Creating a building using a modular approach as an alternative to traditional materials and methods has been increasing in recent years as construction costs rise. It offers a simplicity in expression and efficiency in construction that warrants consideration.
Modules are constructed entirely indoors in a controlled environment to be later assembled on site. They can be assembled in small numbers to create a single-family home or stacked using many modules to form a multi-family residential building.
As created for single-family homes, they are often indistinguishable from traditionally constructed homes – meaning – if you drive through a given neighbourhood, you may not be able to tell those of modular construction from those built using traditional materials and methods.
Making them more attractive, modular homes can be built in a matter of weeks depending on the scale of the project, making them more desirable than traditional homes when length of construction time is a determinate factor.

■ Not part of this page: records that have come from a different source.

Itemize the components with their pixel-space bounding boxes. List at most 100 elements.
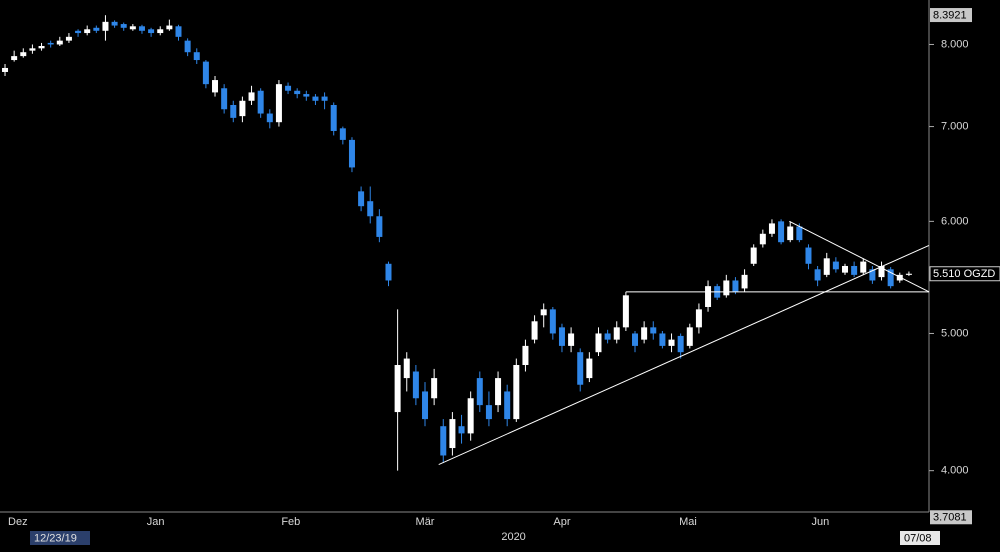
candle-body	[595, 333, 602, 353]
candle	[230, 100, 237, 123]
candle	[531, 315, 538, 344]
candle	[65, 33, 72, 43]
year-label: 2020	[501, 531, 525, 543]
candle	[860, 258, 867, 275]
candle	[184, 38, 191, 57]
candle-body	[285, 85, 292, 91]
candle-body	[887, 269, 894, 287]
candle	[549, 306, 556, 340]
candle	[768, 219, 775, 237]
candle	[805, 244, 812, 270]
candle-body	[476, 378, 483, 406]
candle-body	[604, 333, 611, 340]
end-date-box	[900, 531, 940, 545]
candle	[759, 229, 766, 248]
candle	[778, 219, 785, 245]
candle	[294, 88, 301, 99]
candle	[120, 22, 127, 31]
candle-body	[348, 139, 355, 168]
candle	[376, 209, 383, 243]
candle-body	[294, 90, 301, 95]
candle-body	[513, 365, 520, 420]
candle-body	[568, 333, 575, 346]
candle	[449, 412, 456, 456]
candle	[832, 257, 839, 273]
candle-body	[367, 201, 374, 217]
candle-body	[641, 327, 648, 340]
candle-body	[705, 286, 712, 307]
candle-body	[157, 29, 164, 34]
price-marker-label: 8.3921	[933, 9, 967, 21]
candle	[111, 20, 118, 28]
candle	[632, 331, 639, 353]
candle	[129, 24, 136, 31]
candle-body	[431, 378, 438, 399]
candle-body	[202, 61, 209, 85]
x-tick-label: Apr	[553, 516, 570, 528]
candle	[823, 252, 830, 278]
candle	[668, 333, 675, 353]
candle	[358, 186, 365, 212]
candle-body	[650, 327, 657, 334]
candle	[303, 90, 310, 101]
candle	[723, 274, 730, 298]
candle	[787, 221, 794, 243]
candle	[431, 368, 438, 406]
candle	[595, 327, 602, 357]
x-tick-label: Jan	[147, 516, 165, 528]
candle-body	[193, 52, 200, 61]
candle	[84, 25, 91, 36]
candle-body	[111, 21, 118, 26]
candle	[741, 269, 748, 292]
candle	[458, 414, 465, 444]
y-tick-label: 7.000	[941, 120, 969, 132]
candle-body	[385, 263, 392, 281]
candle-body	[522, 345, 529, 366]
candle	[202, 60, 209, 89]
candle	[138, 24, 145, 34]
candle-body	[330, 104, 337, 131]
candle	[275, 80, 282, 127]
candle-body	[449, 419, 456, 449]
y-tick-label: 6.000	[941, 215, 969, 227]
candle	[878, 261, 885, 281]
candle	[102, 15, 109, 41]
candle-body	[686, 327, 693, 346]
candle-body	[75, 30, 82, 34]
candle	[905, 271, 912, 276]
price-marker-label: 5.510 OGZD	[933, 268, 995, 280]
candle-body	[20, 52, 27, 57]
end-date: 07/08	[904, 532, 932, 544]
candle	[11, 50, 18, 62]
candle	[2, 63, 9, 77]
x-tick-label: Jun	[811, 516, 829, 528]
candle-body	[613, 327, 620, 340]
candle	[705, 280, 712, 312]
candle-body	[2, 67, 9, 72]
candle	[641, 321, 648, 344]
candle-body	[723, 280, 730, 296]
candle	[193, 48, 200, 64]
candle-body	[577, 352, 584, 385]
candle-body	[458, 426, 465, 434]
candle-body	[768, 223, 775, 234]
candle	[212, 76, 219, 97]
candle-body	[239, 100, 246, 117]
candle	[613, 321, 620, 344]
candle-body	[860, 261, 867, 273]
candle	[385, 261, 392, 287]
candle	[29, 44, 36, 54]
candle-body	[832, 261, 839, 270]
candle-body	[412, 371, 419, 399]
candle-body	[440, 426, 447, 456]
candle-body	[129, 26, 136, 30]
candle	[321, 92, 328, 110]
candle-body	[275, 84, 282, 123]
candle	[285, 82, 292, 95]
candle-body	[586, 358, 593, 379]
x-tick-label: Mai	[679, 516, 697, 528]
candle	[814, 265, 821, 287]
candle	[586, 352, 593, 383]
candle-body	[787, 226, 794, 241]
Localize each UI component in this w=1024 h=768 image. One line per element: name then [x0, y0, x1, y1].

Consider these simple facts about modular homes:
Modular homes are appraised for the same values as their traditional counterparts and are appreciated in-value just like any other home.
Home loans and property taxes work the same way for modular homes as they do for traditional homes.
Modular homes can be fully customized; they vary from one another in appearance, size, and design.
Modular homes can have a variety of features to make them more accessible or more environmentally friendly.
Yes, you can still have a basement or crawl spaces with a modular home!
The Toronto Container House is a new modular home created on a 12-foot lot and finished with a full basement and master bedroom on the top floor with a steel framed balcony, sandwiched in the middle with a full kitchen, living room and bathrooms. This innovative project re-purposes shipping containers used as modules to create the form of the house. Shipping containers are adaptable to modular construction because of their size and structural stability.
Toronto is also considering how adopting a modular approach may help be to ease the housing shortage throughout many neighbourhoods. Advocates say many proposed traditionally constructed housing projects are slow to launch or do not get off the ground due to complex rules and length of the approval processes. In addition, they can suffer from weather delays experienced during construction. An innovative approach, using modular building and prefabricated construction could solve those problems partly by being faster and cheaper — delivering a building like "a house of cards" where the pieces come from the factory ready for assembly on site.
Communities are seeing more modular mid-rise residential buildings aiding the housing shortage in Canada. This type of construction is quick, affordable, and pushes the expectation on sustainability. Contractors can also assemble the building quickly, making less disturbance to the community then traditionally built homes. The materials used to build modular homes are the same materials used on traditional construction, so the building is still just as aesthetically pleasing as the rest of the neighbourhood. This type of construction is being utilized in the northern parts of Canada where materials and labour are often expensive and hard to come by, making the building a beneficial contribution to the community because of its speed and minimal resources required on-site.
Currently in Canada there are multiple modular hotels and motels. This enables fast and easy assembly because each suite has already been individually prefabricated and constructed, in some cases the furniture is already in place. Once again, the modules are shipped and quickly assembled directly on site. The quickest turnaround time for construction can be as little as 4 weeks and consist of 40 separate modules.